Rathee, in a short while, has also amassed approval and appreciation from fellow online fact-checkers and political commentators such as Banerjee, Sinha and SMHoaxSlayer.com’s Pankaj Jain. While Sinha spoke highly of Rathee’s ability to single-handedly produce informative videos with admirable production values, Jain commended his decision to produce videos in Hindi at a time when data and smartphones are cheap even in the remote regions of the country.
Banerjee, however, had a slightly different take on the phenomenon, even though he admires Rathee, his collaborator on two videos.
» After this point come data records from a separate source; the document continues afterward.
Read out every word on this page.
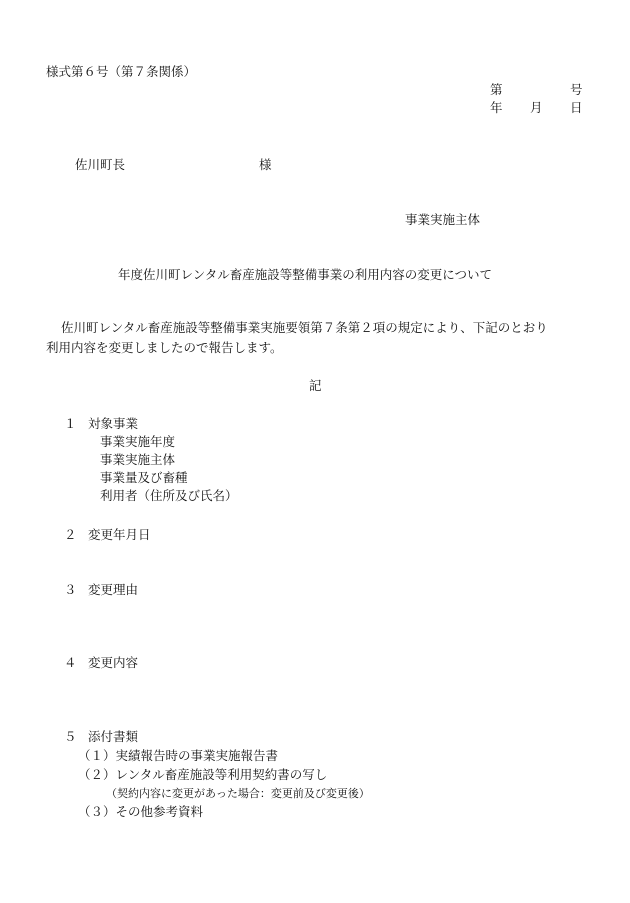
様式第６号（第７条関係）
第	号
年 月 日
佐川町長	様
事業実施主体
年度佐川町レンタル畜産施設等整備事業の利用内容の変更について
佐川町レンタル畜産施設等整備事業実施要領第７条第２項の規定により、下記のとおり
利用内容を変更しましたので報告します。
記
１ 対象事業
事業実施年度
事業実施主体
事業量及び畜種
利用者（住所及び氏名）
２ 変更年月日
３ 変更理由
４ 変更内容
５ 添付書類
（１）実績報告時の事業実施報告書
（２）レンタル畜産施設等利用契約書の写し
（契約内容に変更があった場合：変更前及び変更後）
（３）その他参考資料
“It is shameful that people like Dhruv have to become famous in today’s India,” Banerjee said. “While news channels and media houses have unlimited resources and army of journalists at their disposal. And yet people have to depend on these fact checkers and myth busters and solo operators on YouTube who now have more credibility than many of the large media conglomerates. What Dhruv is doing is not rocket science. The information is out there and Dhruv is relaying it. It’s basic news reporting and fact checking [that] media houses can also do but they have wilfully ceded that place to people like Dhruv. That’s a shame.”
Rathee himself is sceptical about mainstream news outlets. “When Yogi Adityanath became chief minister, a section of English language journalists started normalising him,” Rathee said. “They were like give him a chance, please. Then, Chetan Bhagat said make the naughtiest boy the class monitor. What was this logic? The Cobrapost expose showed how news channels are paid to produce propaganda. I don’t understand how the Cobrapost report was not taken up by most news outlets.”
While Rathee might feel that his heart is in the right place, his critics continue to tie him to opposition parties, particularly the Aam Aadmi Party. “The [opposition] parties probably think that I do their work for free, so why would they pay me?” he observed. Meanwhile, the personalities he has interviewed so far include an AAP minister, a Congress leader and journalist Vinod Dua, and nobody from the Right wing. Does this reek of partisanship? “I would love to interview a Right winger, but none of them has agreed to it.”
So, what now? “I have chosen this life for myself,” Rathee said. “And this is where I want to keep on working.”
Corrections and clarifications: The headline of this story originally read “Meet Dhruv Rathee, the 23-year-old YouTuber who is fighting the Right wing, one video at a time.” However, Rathee tweeted to say that that he was not fighting the right wing.